Und dann haben die Sportler Probleme mit dem Druck bei einer Weltmeisterschaft im eigenen Land?
Jeder deutsche Athlet wäre psychologisch falsch eingestellt, wenn er diesen Faktor nicht in die Vorbereitung einbeziehen würde. Bei Olympia in München, wo ich studiert und gelebt habe, war mir klar: Da will ich besonders gut abschneiden. Mein Trainer und ich haben das alles in die Vorbereitung aufgenommen. Ich wollte diesen Heimvorteil bewusst nutzen. Es war für mich gravierend, dass ich mich, als die Gruppe der Speerwerfer ins Stadion geführt wurde, sofort an der Spitze platzierte. Ich wollte als Erster reingehen. Und die Anfeuerung war dann gleich ein weiteres Stückchen Selbstvertrauen, das aber von außen kam.
Dabei galt ja der Russe Janis Lusis als unbesiegbar.

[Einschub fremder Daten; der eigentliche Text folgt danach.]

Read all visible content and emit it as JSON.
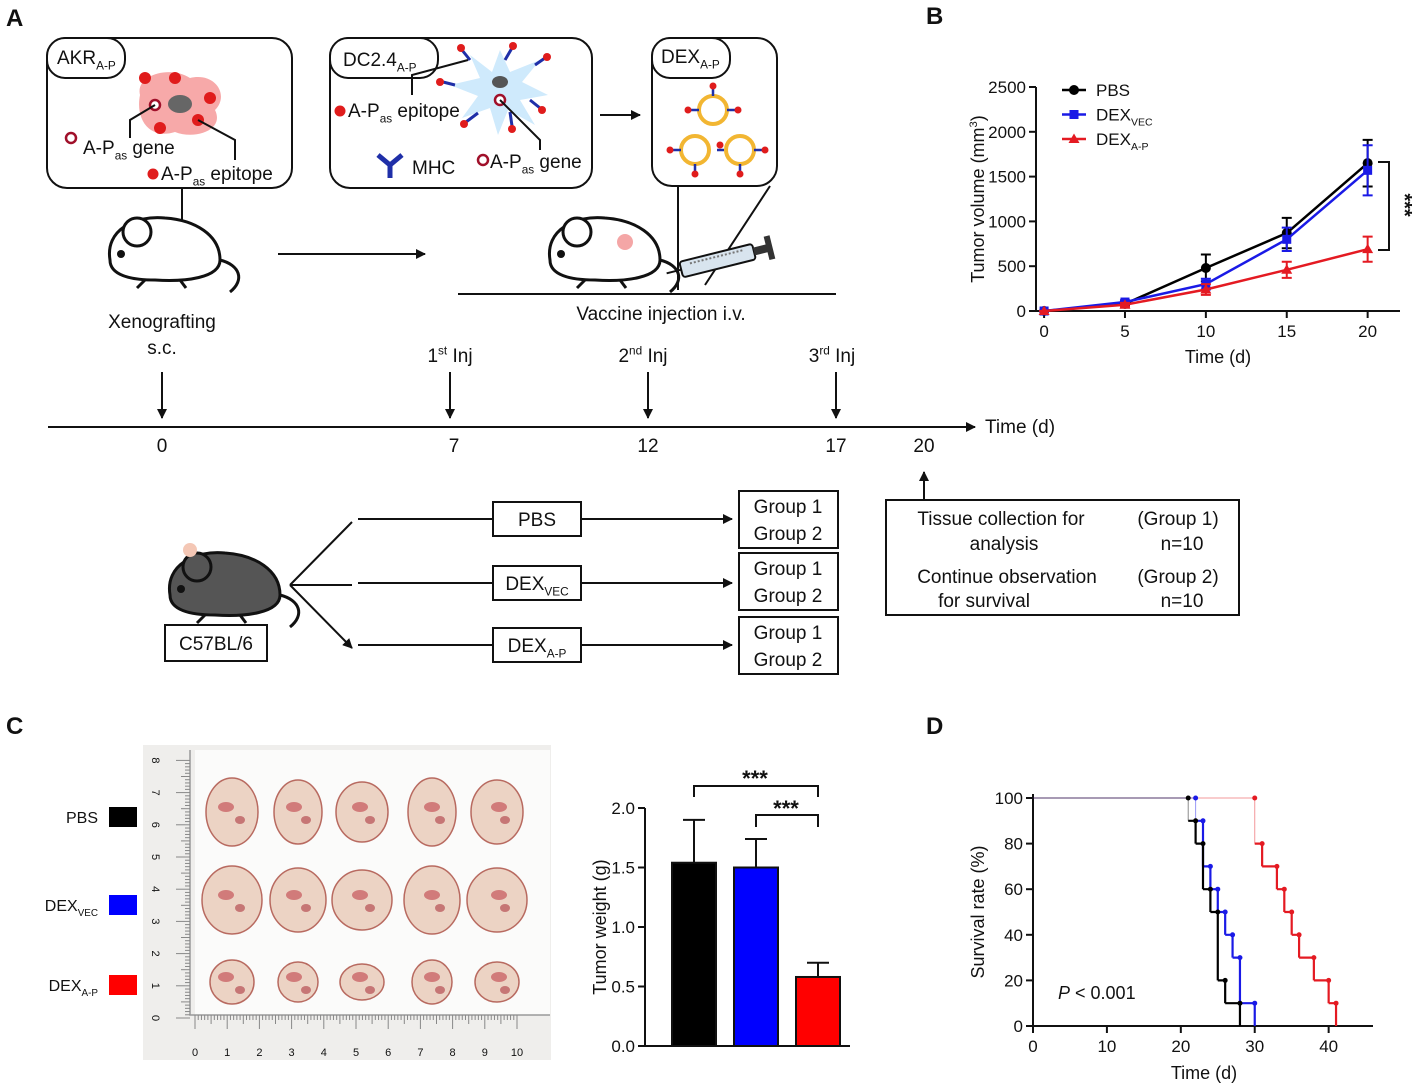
{
  "panel_labels": [
    "A",
    "B",
    "C",
    "D"
  ],
  "schematic": {
    "akr_box": {
      "title": [
        "AKR",
        "A-P"
      ],
      "gene": [
        "A-P",
        "as",
        " gene"
      ],
      "epitope": [
        "A-P",
        "as",
        " epitope"
      ]
    },
    "dc_box": {
      "title": [
        "DC2.4",
        "A-P"
      ],
      "epitope": [
        "A-P",
        "as",
        " epitope"
      ],
      "mhc": "MHC",
      "gene": [
        "A-P",
        "as",
        " gene"
      ]
    },
    "dex_box": {
      "title": [
        "DEX",
        "A-P"
      ]
    },
    "xenografting": [
      "Xenografting",
      "s.c."
    ],
    "vaccine": "Vaccine injection i.v.",
    "injections": [
      [
        "1",
        "st",
        " Inj"
      ],
      [
        "2",
        "nd",
        " Inj"
      ],
      [
        "3",
        "rd",
        " Inj"
      ]
    ],
    "timeline": {
      "days": [
        0,
        7,
        12,
        17,
        20
      ],
      "label": "Time (d)"
    },
    "strain": "C57BL/6",
    "treatments": [
      [
        "PBS"
      ],
      [
        "DEX",
        "VEC"
      ],
      [
        "DEX",
        "A-P"
      ]
    ],
    "groups": [
      [
        "Group 1",
        "Group 2"
      ],
      [
        "Group 1",
        "Group 2"
      ],
      [
        "Group 1",
        "Group 2"
      ]
    ],
    "tissue": [
      [
        "Tissue collection for",
        "analysis"
      ],
      [
        "(Group 1)",
        "n=10"
      ],
      [
        "Continue observation",
        "for survival"
      ],
      [
        "(Group 2)",
        "n=10"
      ]
    ]
  },
  "photo": {
    "ruler_x": [
      0,
      1,
      2,
      3,
      4,
      5,
      6,
      7,
      8,
      9,
      10
    ],
    "ruler_y": [
      0,
      1,
      2,
      3,
      4,
      5,
      6,
      7,
      8
    ]
  },
  "chart_data": [
    {
      "type": "line",
      "x_label": "Time (d)",
      "y_label": [
        "Tumor volume (mm",
        "3",
        ")"
      ],
      "x": [
        0,
        5,
        10,
        15,
        20
      ],
      "xlim": [
        -0.5,
        22
      ],
      "xticks": [
        0,
        5,
        10,
        15,
        20
      ],
      "ylim": [
        0,
        2500
      ],
      "yticks": [
        0,
        500,
        1000,
        1500,
        2000,
        2500
      ],
      "series": [
        {
          "name": [
            "PBS"
          ],
          "color": "#000000",
          "marker": "circle",
          "values": [
            0,
            80,
            480,
            870,
            1650
          ],
          "errors": [
            0,
            20,
            150,
            170,
            260
          ]
        },
        {
          "name": [
            "DEX",
            "VEC"
          ],
          "color": "#1a1ae6",
          "marker": "square",
          "values": [
            0,
            100,
            300,
            800,
            1570
          ],
          "errors": [
            0,
            20,
            60,
            130,
            280
          ]
        },
        {
          "name": [
            "DEX",
            "A-P"
          ],
          "color": "#e41a22",
          "marker": "triangle",
          "values": [
            0,
            70,
            240,
            460,
            690
          ],
          "errors": [
            0,
            20,
            60,
            90,
            140
          ]
        }
      ],
      "annotation": "***"
    },
    {
      "type": "bar",
      "y_label": "Tumor weight (g)",
      "legend_labels": [
        [
          "PBS"
        ],
        [
          "DEX",
          "VEC"
        ],
        [
          "DEX",
          "A-P"
        ]
      ],
      "values": [
        1.54,
        1.5,
        0.58
      ],
      "errors": [
        0.36,
        0.24,
        0.12
      ],
      "colors": [
        "#000000",
        "#0000ff",
        "#ff0000"
      ],
      "ylim": [
        0,
        2.0
      ],
      "yticks": [
        {
          "value": 0,
          "label": "0.0"
        },
        {
          "value": 0.5,
          "label": "0.5"
        },
        {
          "value": 1,
          "label": "1.0"
        },
        {
          "value": 1.5,
          "label": "1.5"
        },
        {
          "value": 2,
          "label": "2.0"
        }
      ],
      "annotations": [
        "***",
        "***"
      ]
    },
    {
      "type": "step",
      "x_label": "Time (d)",
      "y_label": "Survival rate (%)",
      "xlim": [
        0,
        46
      ],
      "xticks": [
        0,
        10,
        20,
        30,
        40
      ],
      "ylim": [
        0,
        100
      ],
      "yticks": [
        0,
        20,
        40,
        60,
        80,
        100
      ],
      "series": [
        {
          "color": "#e41a22",
          "x": [
            0,
            30,
            31,
            33,
            34,
            35,
            36,
            38,
            40,
            41
          ],
          "values": [
            100,
            80,
            70,
            60,
            50,
            40,
            30,
            20,
            10,
            0
          ]
        },
        {
          "color": "#1a1ae6",
          "x": [
            0,
            22,
            23,
            24,
            25,
            26,
            27,
            28,
            30
          ],
          "values": [
            100,
            90,
            70,
            60,
            50,
            40,
            30,
            10,
            0
          ]
        },
        {
          "color": "#000000",
          "x": [
            0,
            21,
            22,
            23,
            24,
            25,
            26,
            28
          ],
          "values": [
            100,
            90,
            80,
            60,
            50,
            20,
            10,
            0
          ]
        }
      ],
      "annotation": {
        "italic": "P",
        "text": " < 0.001"
      }
    }
  ]
}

Ja, er war so weit weg! Er hatte in dem Jahr Weltrekord geworfen. Ich wusste, er ist eigentlich für mich nicht erreichbar. Zudem war er noch ein Vorbild für mich. Er führte zwar, aber ich merkte, der Janis kommt heute nicht weiter. Also habe ich alles aufs Ganze gesetzt, den Anlauf verlängert. Ich habe gesagt, entweder es zerreißt mich oder es scheppert. Dann flog der Speer über die 90 Meter. Das war das Produkt der gesamten Vorbereitung.
Und plötzlich hatten Sie Ihr großes Idol besiegt!

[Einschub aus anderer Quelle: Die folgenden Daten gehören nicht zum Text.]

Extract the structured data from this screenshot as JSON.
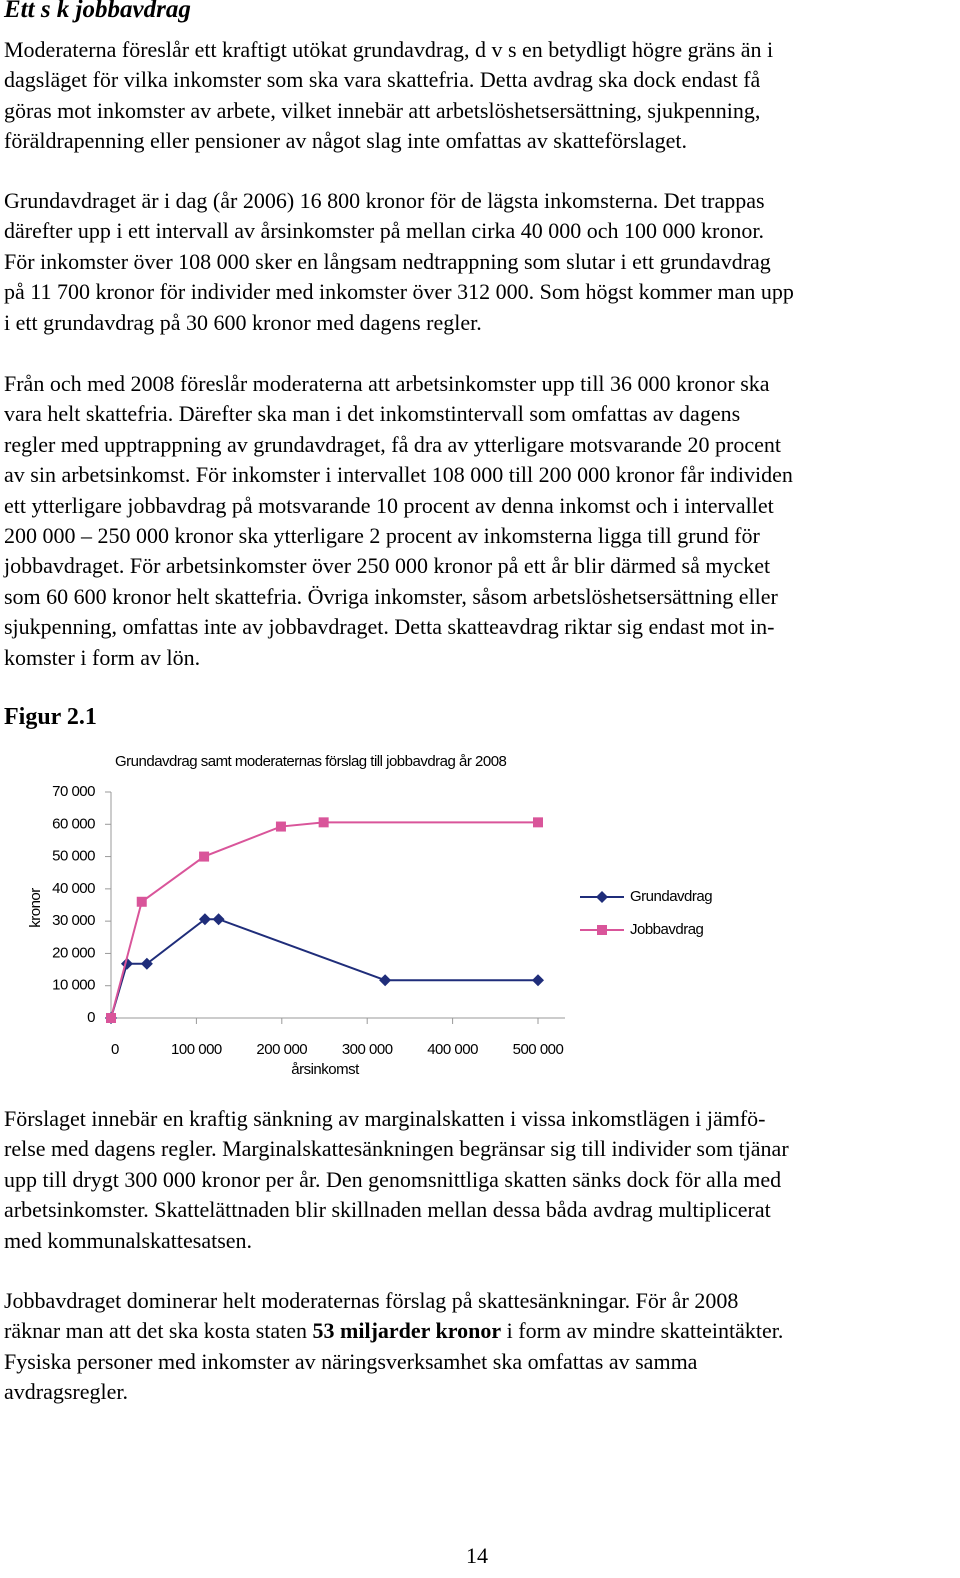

Ja, wie der Wettkampf entschieden war, bin ich zu ihm hin und habe gesagt: ‚Entschuldige, dass ich heute gewonnen habe.' Und er meinte nur: ‚Macht nix, ich habe ja in Mexiko City schon Gold geholt.' Das war der Beginn einer permanenten Freundschaft, die bis heute hält.
Olympia soll 2018 wieder nach München kommen...
Ich stehe dem positiv gegenüber und habe auf die Anfrage, ob ich als Botschafter sein möchte, sofort reagiert. Es ist sinnvoll für München, für Bayern, für Deutschland.
Auch die Witwen der israelischen Athleten, die beim Anschlag 1972 in München ermordet wurden, plädieren für die Bewerbung.
Das ist eine sehr beeindruckende Geste, das zeugt von Größe. Was damals passiert ist, hat dem Sport die Unschuld genommen. Bis dahin waren es die freundlichsten, sympathischsten Spiele, die ich je erlebt habe. Nach dem Attentat war alles anders. Die Sicherheitsvorkehrungen wurden extrem verstärkt, dadurch war diese Verbindung vom Athleten zum Zuschauer nicht mehr so möglich. Diese Gemeinschaft, Olympia als Treffen der Jugend, als Treffen der Menschen, gab es danach nie wieder in dieser Form. Der Sport ist missbraucht worden.